Diese erste Blütezeit endete 1813 mit den politischen Umwälzungen, die der Zusammenbruch des napoleonischen Heeres und das Ende des Rheinbundes mit sich brachten; das feste Ensemble löste sich auf, wieder wurde das Wiesbadener Theater von auswärtigen Gesellschaften bespielt. Herzog Wilhelm zu Nassau-Weilburg, der 1816 die Regierung angetreten hatte, schloss zur Spielzeit 1819/20 eine Union mit dem Mainzer Theater, das schon seit 1817 im Schützenhof gastierte; sie hatte fast 20 Jahre lang Bestand.
Der Schützenhofsaal wurde bis 1827 als Hoftheater genutzt, 1865 wurde er abgebrochen. Planungen für die Errichtung eines eigenen Schauspielhauses nahmen seit 1824 Gestalt an: Baurat Heinrich Jacob Zengerle erhielt den Auftrag, Risse und Pläne von Theatern zusammenzustellen, die 800 bis 1.000 Personen fassen konnten. Man entschied sich schließlich für das Vorbild des Aachener Stadttheaters. Landbaumeister Eberhard Philipp Wolff (1773–1843) errichtete 1825–27 an der Ecke Wilhelmstraße und heutigem Kaiser-Friedrich-Platz einen klassizistischen Theaterbau. Die feierliche Eröffnung fand am 26.06.1827 statt.
Das Theater hatte die Gestalt eines Amphitheaters; dahinter befand sich ein Magazinbau. Die Wände waren in rötlich-grauem Marmoranstrich gehalten. Die Dekorationen stammten von den Gebrüdern Orth in München, die Theatermaschinerie von Dorn aus Darmstadt. Das Innere war unter anderem mit einer Ansicht von Biebrich und zahlreichen sonstigen »Prospekten« geschmückt. Insgesamt wurde die harmonische Gesamtwirkung des Bauwerks gerühmt.

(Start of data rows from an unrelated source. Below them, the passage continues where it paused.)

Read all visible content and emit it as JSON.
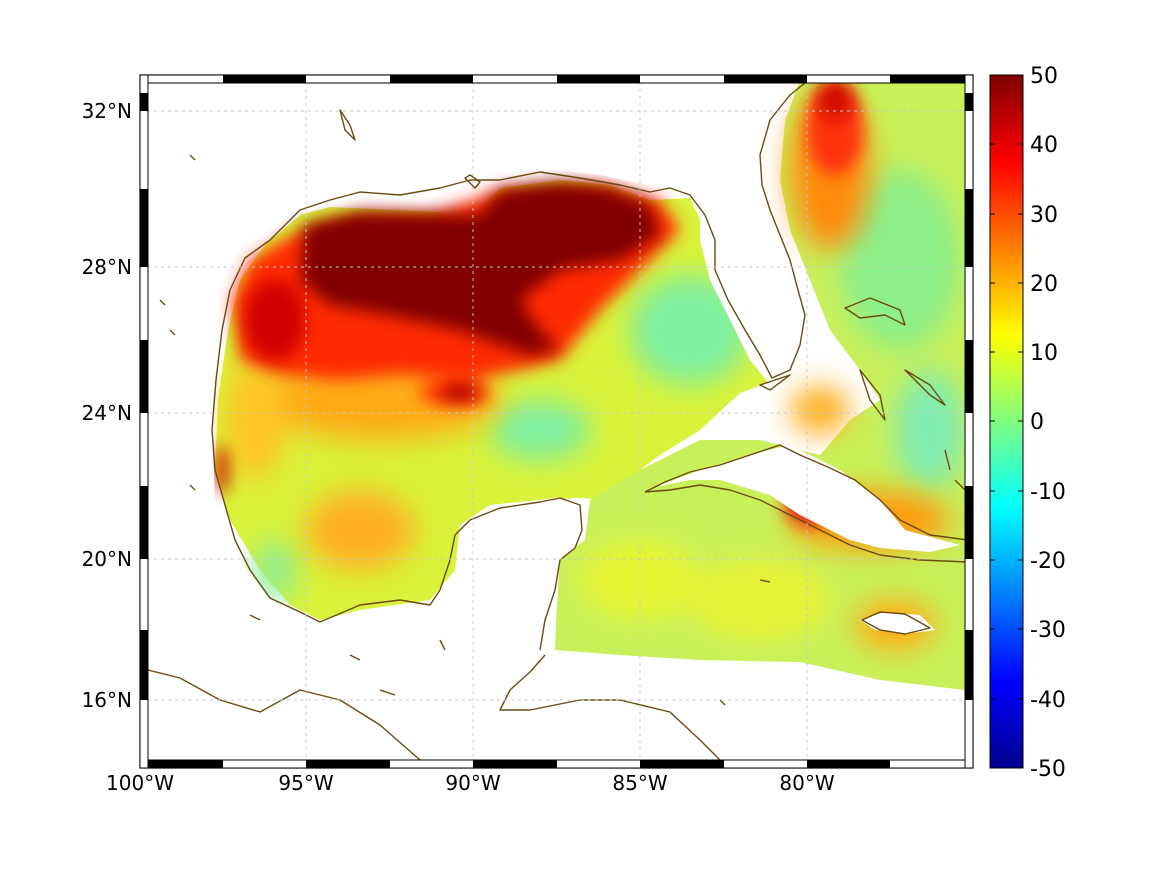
{
  "map": {
    "lat_labels": [
      "32°N",
      "28°N",
      "24°N",
      "20°N",
      "16°N"
    ],
    "lon_labels": [
      "100°W",
      "95°W",
      "90°W",
      "85°W",
      "80°W"
    ],
    "extent": {
      "lon_min": -100,
      "lon_max": -75,
      "lat_min": 14.3,
      "lat_max": 33
    },
    "coastline_color": "#6b4a12",
    "frame_style": "alternating black/white border"
  },
  "colorbar": {
    "ticks": [
      "50",
      "40",
      "30",
      "20",
      "10",
      "0",
      "-10",
      "-20",
      "-30",
      "-40",
      "-50"
    ],
    "range": [
      -50,
      50
    ],
    "colormap": "jet",
    "orientation": "vertical, right side"
  }
}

Mit dem Regierungsantritt von Herzog Adolph erhielt Wiesbaden ein ständiges eigenes Theaterensemble unter Hofmarschall Carl von Bose und dem Direktor Karl Beurer. Einer der Höhepunkte der Theatergeschichte dieser Zeit war ein Konzert mit Franz Liszt am 30.07.1840. Als in diesem Jahr die Biebricher Hofkapelle aufgelöst wurde, wurden deren Mitglieder in das Theaterorchester integriert. Hofkapellmeister wurde Christian Rummel, bisher Dirigent der Biebricher Hofkapelle. Im Revolutionsjahr 1848 wurden dem Herzog die Einkünfte aus den Domänenkassen entzogen, daraufhin strich er dem Theater die Zuschüsse. Um den Betrieb trotzdem aufrechtzuerhalten, wurde das Haus bis 1857 von einer bürgerlichen Theaterkommission geleitet, nötige Zuschüsse leistete die Stadt. Danach subventionierte Herzog Adolph das Theater erneut. Intendant Friedrich von Bose, Sohn Carl von Boses, setzte wichtige Reformen wie die Einführung der sogenannten Theater Disziplinar-Gesetze durch und gründete eine Pensionsanstalt für die Mitglieder. Auch eine Trennung der Ensembles für Musiktheater und Schauspiel mit einem eigenen Direktor für jede Sparte führte er ein.
Zu dieser Zeit wurde bereits seit längerem über einen Neubau diskutiert. 1860 legte Baumeister Philipp Hoffmann einen ersten Entwurf vor. 1866 wurde aus dem Nassauischen das Königlich Preußische Hoftheater. Das Theater unterstand jetzt – wie diejenigen von Hannover und Kassel – der Generalintendantur der Königlichen Schauspiele Berlin mit Generalintendant Botho von Hülsen. Mit der Eröffnung des neuen Hauses 1894 hatte das alte Theater ausgedient und wurde 1896 abgerissen.
Literatur
Hildebrand, Alexander/Vollmer, Eva Christina/Roland, Karl Heinz: Hessisches Staatstheater in Wiesbaden – Theater in Wiesbaden 1765–1978, Wiesbaden 1978.
Hack, Elke (Bearb.): Repertorien des Hessischen Hauptstaatsarchivs Wiesbaden. Abt. 428: Staatstheater Wiesbaden. Akten und Druckschriften 1810–1996. Hrsg.: Hessisches Hauptstaatsarchiv Wiesbaden, Wiesbaden 1997.
Weddigen, Otto: Geschichte des Königlichen Theaters in Wiesbaden, Wiesbaden 1894.